Rewind about 2 years. We were short staffed (still are), behind on updates and upgrades and trying our best to get rid of legacy and unsecure infrastructure. After months of work, things were getting close to the finish line. Systems were running great and we were feeling quite safe and secure.
It all came to a sudden halt when someone said the service desk phone was ringing off the hook and no one could log in. I tried myself, and not only could I not log in, I couldn’t ping or lookup most of the VM’s on the network. I rebooted one of my workstations and received a 169 address. I knew right away I was in trouble.
I could tell DCHP was having issues on my desktop, but on my second PC I could still ping most of the servers with static IP’s. This told me DNS was also down. Great I thought at 4PM on a Friday.
We continued to do some troubleshooting and it ended up much worse. It turns out someone decided to put a VERY large file in the sysvol folder to replicate it without confirming the room. All 4 Domain Controllers went offline, but not only that, ended up in a VERY bad state. After doing some troubleshooting it was time to do my first DC restore.
Veeam being non domain joined was a life saver. I had no issues logging in. This led me to my next issue. The restores were failing each time. I think the stress of 6 people hovering over me and a few thousand not able to work had me rushing which ended up wasting about 10 more minutes until I realized everything in Veeam was using hostnames and DNS.
Lucky for me, I always fear the worst and had an offline copy of the physical servers, file servers, DC’s, and important infrastructure IP addresses on a physical printout. After modifying the hosts file I was able to restore the DC’s. Veeam support was excellent helping me get the first DC up and running and restore the ability for users to start working again. After doing a bit more research I found a security guy added a huge password file to sysvol for a password policy on the DC’s. I mean a HUGE file. He learnt a valuable lesson that day.
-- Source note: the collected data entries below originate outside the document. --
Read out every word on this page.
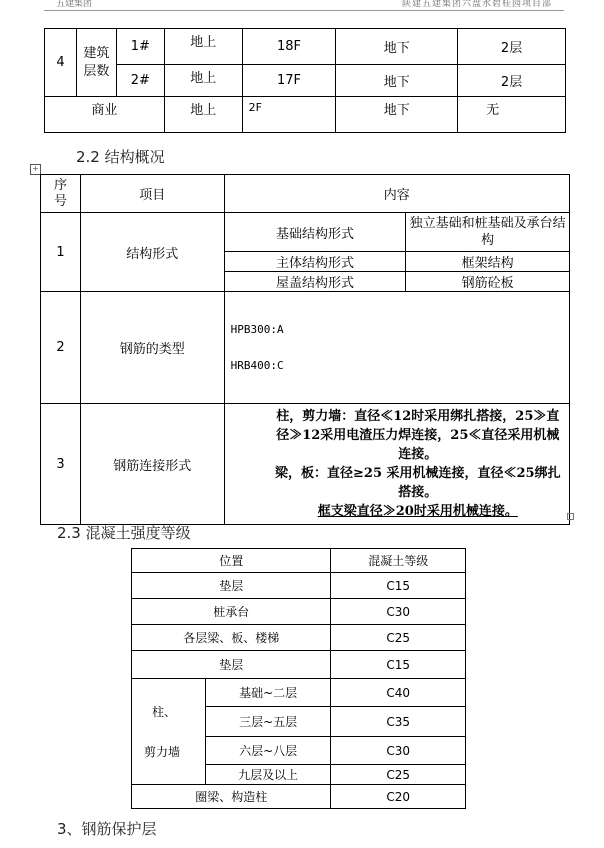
五建集团	陕建五建集团六盘水碧桂园项目部
4	建筑层数	1#	地上	18F	地下	2层
		2#	地上	17F	地下	2层
商业			地上	2F	地下	无
2.2 结构概况
+
序号	项目	内容	
1	结构形式	基础结构形式	独立基础和桩基础及承台结构
		主体结构形式	框架结构
		屋盖结构形式	钢筋砼板
2	钢筋的类型	HPB300:A
HRB400:C	

3	钢筋连接形式	柱，剪力墙：直径≪12时采用绑扎搭接，25≫直径≫12采用电渣压力焊连接，25≪直径采用机械连接。

梁，板：直径≥25 采用机械连接，直径≪25绑扎搭接。

框支梁直径≫20时采用机械连接。	

2.3 混凝土强度等级
位置		混凝土等级
垫层		C15
桩承台		C30
各层梁、板、楼梯		C25
垫层		C15

柱、
剪力墙	基础~二层	C40
	三层~五层	C35
	六层~八层	C30
	九层及以上	C25
圈梁、构造柱		C20
3、钢筋保护层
I learnt something this day as well. Even when everything is done using best practices, things can always surprise you and be improved. The ultimate best practice is learning from something and preparing for the next time.
I now have a few things added to my DR/Backup planning that I’d recommend as part of a best practice solution to everyone.
-Have a list of physical and other critical infrastructure IP addresses on a physical piece of paper.
That IPAM application doesn’t do well when you can’t log into the PC or forget it’s IP address.
-Create hosts files listing all critical infrastructure. Save multiple copies on your Veeam servers to save significant time in an outage. I store a copy on the proxies, repos, and main Veeam server. You don’t have to use it all the time, but just having it is important. Make sure to include at least the following.
-ESXI Hosts
-vCenter Servers
-Veeam Proxies
-Veeam server
-Veeam Repos
-SQL servers used by Veeam
(Included FQDN and Hostnames if you are extra paranoid)
Those last 2 steps will shave off 2-3 hours of wasted time if I need to do this again. Even if I have to put a static IP on my workstation to access Veeam now I can. When you don’t know the IP of your IP Management Database, or anything else, things will not end well.
Thanks again to Veeam, and Veeam support. I came out of this one a hero.